Is Apple concerned with fraud detection in iOS14 or not? Put in another way, are they aware of significant ad fraud blindspots in the upcoming iOS and planned discouragement of IDFA?

I started to think about the issue because an adtech noob friend asked me an interesting question recently: what is the difference between what Apple said about iOS14 and fraud detection in “User Privacy and Data Use” vs. what Ari Paparo said in an AdExchanger article “IDFA Apocalypse: What We Know (And Don’t)”? I assume others might be curious as well.

In User Privacy and Data Use, Apple states that “You may track users without obtaining user permission through the AppTrackingTransparency framework if… the data broker with whom you share data uses the data solely for fraud detection, fraud prevention, or security purposes, and solely on your behalf.”

But in an AdExchanger article “IDFA Apocalypse: What We Know (And Don’t),” Ari Paparo asks “How can fraud detection work with this little data to track down fake installs?”
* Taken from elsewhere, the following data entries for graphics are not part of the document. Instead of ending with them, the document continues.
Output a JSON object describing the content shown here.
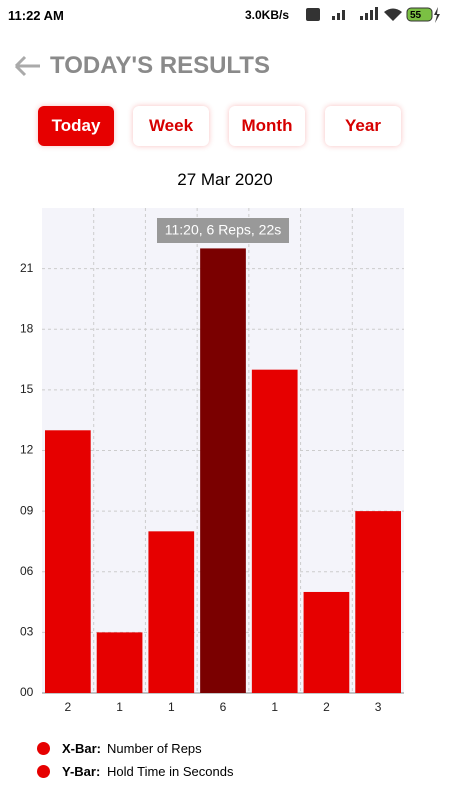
{
  "status_bar": {
    "time": "11:22 AM",
    "speed": "3.0KB/s",
    "battery": "55"
  },
  "header": {
    "title": "TODAY'S RESULTS"
  },
  "tabs": [
    "Today",
    "Week",
    "Month",
    "Year"
  ],
  "active_tab": 0,
  "date": "27 Mar 2020",
  "chart_data": {
    "type": "bar",
    "categories": [
      "2",
      "1",
      "1",
      "6",
      "1",
      "2",
      "3"
    ],
    "values": [
      13,
      3,
      8,
      22,
      16,
      5,
      9
    ],
    "color": "#e60000",
    "highlight_color": "#7a0000",
    "highlight_index": 3,
    "tooltip": "11:20, 6 Reps, 22s",
    "ylim": [
      0,
      24
    ],
    "yticks": [
      {
        "value": 0,
        "label": "00"
      },
      {
        "value": 3,
        "label": "03"
      },
      {
        "value": 6,
        "label": "06"
      },
      {
        "value": 9,
        "label": "09"
      },
      12,
      15,
      18,
      21
    ],
    "grid": true
  },
  "legend": [
    {
      "key": "X-Bar:",
      "text": "Number of Reps"
    },
    {
      "key": "Y-Bar:",
      "text": "Hold Time in Seconds"
    }
  ]
}
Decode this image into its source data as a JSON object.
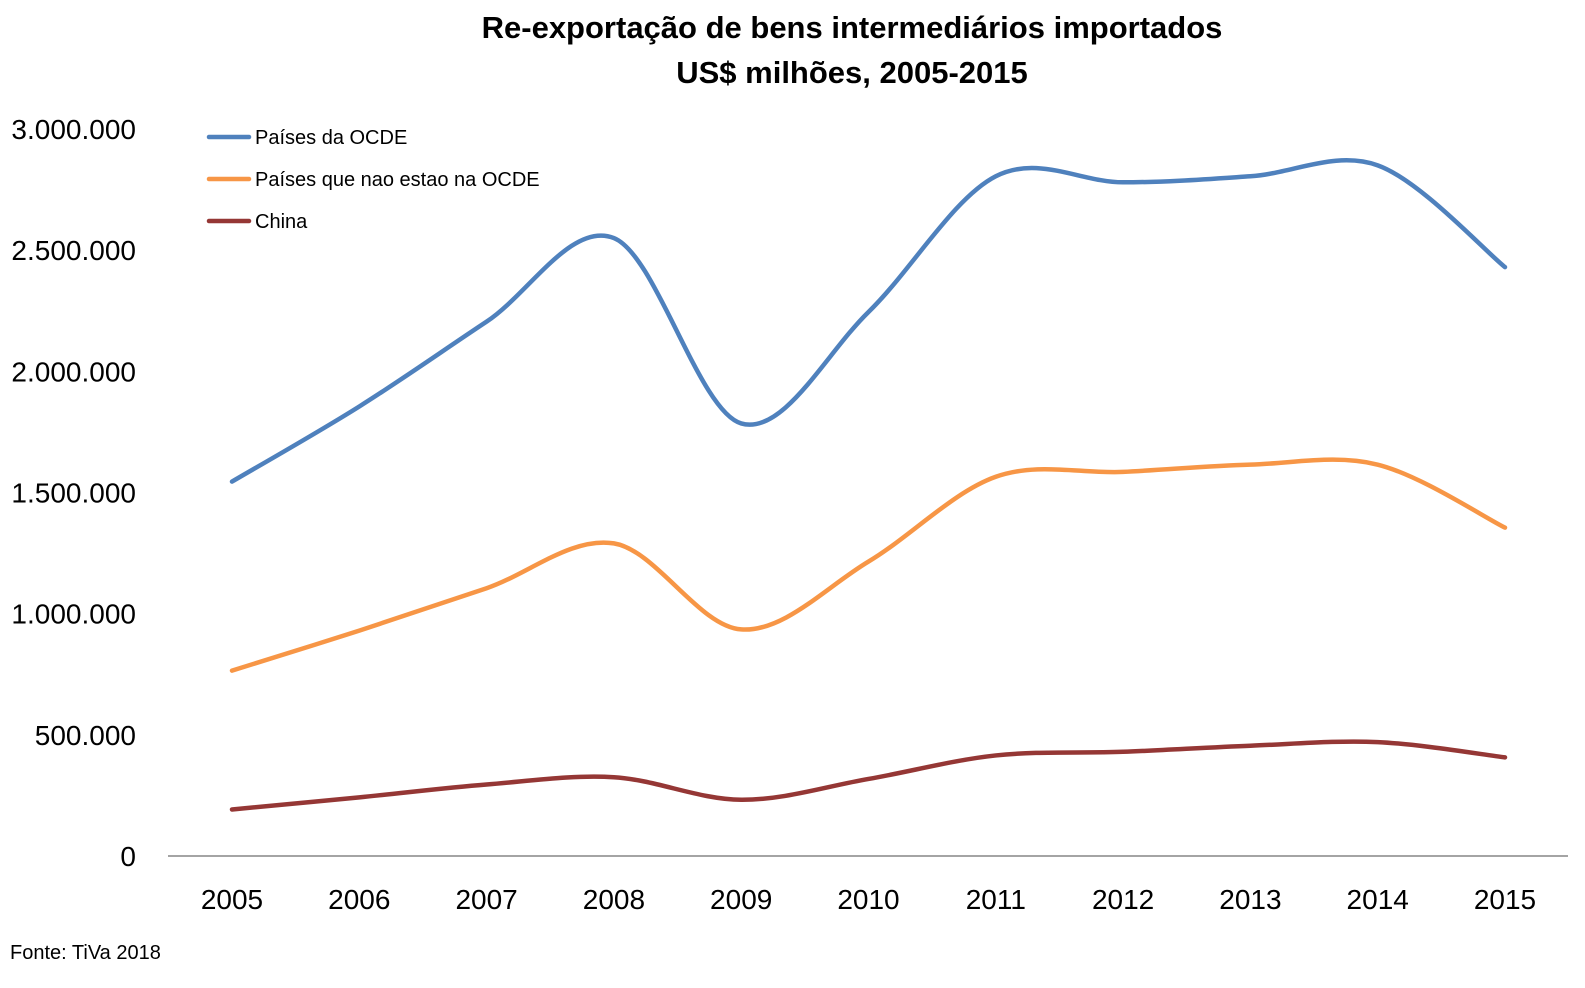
{
  "chart_data": {
    "type": "line",
    "title": "Re-exportação de bens intermediários importados",
    "subtitle": "US$ milhões, 2005-2015",
    "xlabel": "",
    "ylabel": "",
    "categories": [
      "2005",
      "2006",
      "2007",
      "2008",
      "2009",
      "2010",
      "2011",
      "2012",
      "2013",
      "2014",
      "2015"
    ],
    "ylim": [
      0,
      3000000
    ],
    "yticks": [
      0,
      500000,
      1000000,
      1500000,
      2000000,
      2500000,
      3000000
    ],
    "ytick_labels": [
      "0",
      "500.000",
      "1.000.000",
      "1.500.000",
      "2.000.000",
      "2.500.000",
      "3.000.000"
    ],
    "grid": false,
    "smooth": true,
    "legend_position": "top-left",
    "series": [
      {
        "name": "Países da OCDE",
        "color": "#4F81BD",
        "values": [
          1545000,
          1855000,
          2205000,
          2550000,
          1785000,
          2245000,
          2805000,
          2780000,
          2805000,
          2850000,
          2430000
        ]
      },
      {
        "name": "Países que nao estao na OCDE",
        "color": "#F79646",
        "values": [
          765000,
          930000,
          1105000,
          1290000,
          935000,
          1215000,
          1565000,
          1585000,
          1615000,
          1615000,
          1355000
        ]
      },
      {
        "name": "China",
        "color": "#953735",
        "values": [
          192000,
          242000,
          295000,
          325000,
          232000,
          318000,
          415000,
          430000,
          455000,
          470000,
          407000
        ]
      }
    ],
    "source": "Fonte: TiVa 2018"
  }
}
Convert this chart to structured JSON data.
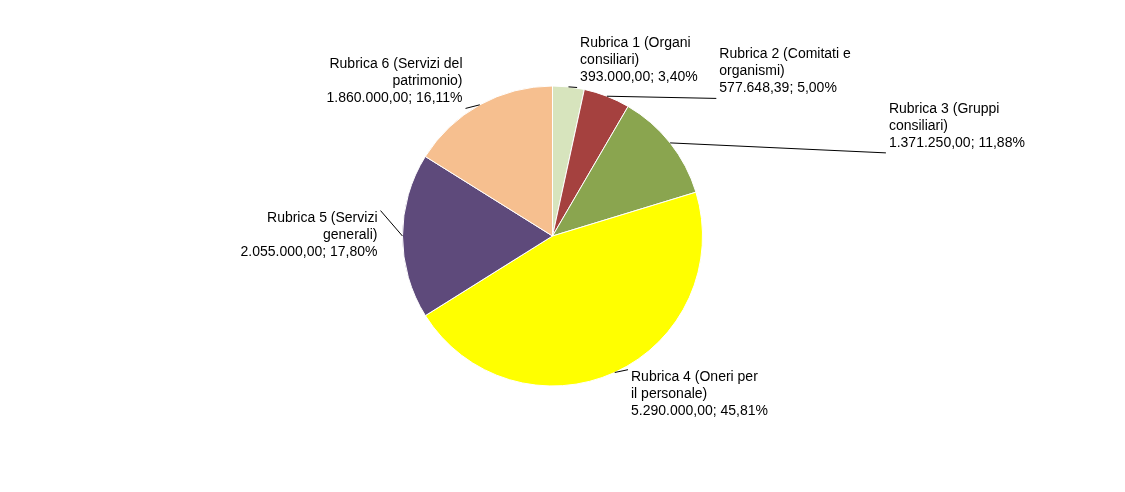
{
  "chart_data": {
    "type": "pie",
    "categories": [
      "Rubrica 1 (Organi consiliari)",
      "Rubrica 2 (Comitati e organismi)",
      "Rubrica 3 (Gruppi consiliari)",
      "Rubrica 4 (Oneri per il personale)",
      "Rubrica 5 (Servizi generali)",
      "Rubrica 6 (Servizi del patrimonio)"
    ],
    "values": [
      393000,
      577648.39,
      1371250,
      5290000,
      2055000,
      1860000
    ],
    "value_labels": [
      "393.000,00; 3,40%",
      "577.648,39; 5,00%",
      "1.371.250,00; 11,88%",
      "5.290.000,00; 45,81%",
      "2.055.000,00; 17,80%",
      "1.860.000,00; 16,11%"
    ],
    "colors": [
      "#d7e4bd",
      "#a5413f",
      "#8aa54f",
      "#ffff00",
      "#5e4a7b",
      "#f6bf8f"
    ],
    "legend": false
  }
}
Which one is correct, my noob friend asked. Didn’t Apple just say that fraud detection gets an IDFA pass?

Apple does allow the use of a different ID, Identifier for Vendors (IDV) to be used for fraud prevention, and that’s useful if you have someone trying to defraud the app itself or hack the corporate servers for the game manufacturer. But it’s not at all useful for stopping app install fraud, which is still common. It’s common enough to be an open secret in AdTech that many, if not most of the IDFAs coming through the bid-stream are not real; they are single occurrence IDs that we never see again. We also know that there are more downloads than there are devices per region to be real or healthy.

Why might this happen?

Publishers who generate more ad space get more ad revenue, and publishers who get click-throughs drive even more, yet again, publishers that actually drive installs get the most (because demand is higher for their property over time). So some cheat the algorithm and set up iOS emulators with constantly rotating IDFAs to play their games and click every ad to boost their revenue. When that brings the app install page, they download and launch the game, then shut it down and go back to what they were doing. It’s part of the reason that companies like Zynga and Machine Zone use in-app purchase as their key metric, not installation numbers. 

We all know this is happening and try to fight it to an extent, but mostly we just price it into the cost of our bidding. My concern is that without transparency, the industry may see a significant increase in ad fraud precisely because SKAdNetwork is the new de facto standard measurement, and doesn’t allow user level attribution. If we can’t tell the exact user who installed, how can we know if they are a real user? The only way would be if Apple told us in the SKAdNetwork data feed. In theory, they could query their data and verify the install against an internal list of real iOS identifiers, but I’ve not seen anything about that in their public facing documentation.

So, yes, fraud as one might generally think about it gets a pass using IDV, but IDFA will still require consent to acquire, and therefore is not going to be able to be used to prevent ad fraud—a place where IDV is generally valueless.

It’s something for all parties (well, especially Apple) to consider.